Fig. 4: Overview of speech neuroprosthesis.

From: Progress, challenges and future of linguistic neural decoding with deep learning

Fig. 4

a The experimental setting for inner speech recognition. From the neurological perspective, brain waves control the movement of the articulatory system to complete the pronunciation of each phoneme in a series, indicating the mapping from evoked brain signals to movements of the articulators to phonemes. The classification and recognition module is adopted to generate the corresponding phoneme sequences before leveraging the language model to form word sequences. b The comparison between ASR and inner speech recognition (ISR). The raw time-series signals are processed for feature extraction and then fed into the acoustic and brain models, respectively. Both models aim to bridge the relationship between learnable features related to acoustics and phoneme sequences.

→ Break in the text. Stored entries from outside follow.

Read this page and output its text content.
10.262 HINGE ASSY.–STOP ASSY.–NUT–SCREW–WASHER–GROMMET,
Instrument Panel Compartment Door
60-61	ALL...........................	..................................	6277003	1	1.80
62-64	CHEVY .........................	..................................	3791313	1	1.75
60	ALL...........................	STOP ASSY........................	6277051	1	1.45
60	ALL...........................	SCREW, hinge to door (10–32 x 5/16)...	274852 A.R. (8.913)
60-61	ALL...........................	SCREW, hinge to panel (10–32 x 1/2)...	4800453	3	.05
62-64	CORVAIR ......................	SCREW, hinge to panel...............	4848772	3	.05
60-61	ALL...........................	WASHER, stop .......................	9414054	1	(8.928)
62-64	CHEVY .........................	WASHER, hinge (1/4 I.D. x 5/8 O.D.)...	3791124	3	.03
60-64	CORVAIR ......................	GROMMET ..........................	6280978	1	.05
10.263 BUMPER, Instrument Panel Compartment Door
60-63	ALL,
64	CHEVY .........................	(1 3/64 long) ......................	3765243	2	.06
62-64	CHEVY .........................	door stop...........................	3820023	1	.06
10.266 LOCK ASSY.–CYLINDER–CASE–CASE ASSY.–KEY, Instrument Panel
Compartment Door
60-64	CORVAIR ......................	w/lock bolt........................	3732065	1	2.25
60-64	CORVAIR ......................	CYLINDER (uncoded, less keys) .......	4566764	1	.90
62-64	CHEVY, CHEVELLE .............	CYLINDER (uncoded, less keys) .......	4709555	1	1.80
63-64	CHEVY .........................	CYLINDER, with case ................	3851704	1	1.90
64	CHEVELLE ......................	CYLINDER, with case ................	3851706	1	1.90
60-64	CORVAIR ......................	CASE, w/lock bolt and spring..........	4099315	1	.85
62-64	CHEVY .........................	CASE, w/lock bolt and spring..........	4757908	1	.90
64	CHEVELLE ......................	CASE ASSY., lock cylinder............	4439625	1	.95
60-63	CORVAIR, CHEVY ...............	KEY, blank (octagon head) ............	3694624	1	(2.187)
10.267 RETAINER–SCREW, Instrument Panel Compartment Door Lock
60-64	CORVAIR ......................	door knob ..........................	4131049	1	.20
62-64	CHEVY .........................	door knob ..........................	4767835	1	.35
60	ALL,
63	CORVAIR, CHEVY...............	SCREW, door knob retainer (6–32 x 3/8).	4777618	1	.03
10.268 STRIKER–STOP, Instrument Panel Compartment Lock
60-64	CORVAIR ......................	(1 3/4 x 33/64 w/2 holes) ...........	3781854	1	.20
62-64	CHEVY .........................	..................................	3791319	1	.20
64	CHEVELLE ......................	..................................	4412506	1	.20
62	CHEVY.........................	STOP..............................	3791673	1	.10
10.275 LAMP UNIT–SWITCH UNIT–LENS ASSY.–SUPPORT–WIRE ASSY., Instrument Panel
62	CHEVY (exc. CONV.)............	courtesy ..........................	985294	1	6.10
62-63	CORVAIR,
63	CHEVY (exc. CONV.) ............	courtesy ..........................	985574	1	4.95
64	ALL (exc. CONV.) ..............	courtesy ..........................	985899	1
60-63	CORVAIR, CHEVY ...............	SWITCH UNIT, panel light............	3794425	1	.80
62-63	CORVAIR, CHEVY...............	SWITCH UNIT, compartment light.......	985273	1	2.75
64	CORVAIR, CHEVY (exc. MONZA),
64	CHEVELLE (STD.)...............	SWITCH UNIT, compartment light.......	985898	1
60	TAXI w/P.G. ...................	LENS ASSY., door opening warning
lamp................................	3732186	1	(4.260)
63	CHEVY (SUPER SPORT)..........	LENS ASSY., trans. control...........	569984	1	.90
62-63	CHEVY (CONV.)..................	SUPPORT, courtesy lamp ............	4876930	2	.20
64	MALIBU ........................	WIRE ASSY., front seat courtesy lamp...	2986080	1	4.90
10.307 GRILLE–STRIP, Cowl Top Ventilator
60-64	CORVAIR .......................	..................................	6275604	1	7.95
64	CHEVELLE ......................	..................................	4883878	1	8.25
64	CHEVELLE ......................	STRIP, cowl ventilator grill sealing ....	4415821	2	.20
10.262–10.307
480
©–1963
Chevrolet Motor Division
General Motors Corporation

The Viterbi decoding algorithm is performed on the sum of the phoneme probability from the acoustic/brain model and the language probability derived from a language model trained on an extensive corpus to generate the decoded word sequences. c The brain model can be implemented to decode various modalities. For inner speech recognition, the phoneme and word sequences are decoded with the aim of language models. For brain-to-speech decoding, the speech waves are synthesized according to the articulator gestures, synthesizer parameters or speech properties. By modeling the articulator gesture probability and adopting a gesture-animation system, the talking head can be generated. Different modalities are associated through TTS, ASR, talking head generation (THG) and synthesis methods. d The acoustic-related brain activities show the potential to develop communication-aided BCI for ALS patients, considering the decoding feasibility of text, speech and facial expressions. The articulation and ALS icons are from Oxford Academic, Springer Open, and Iconfinder. The talking head image is from ref. 153.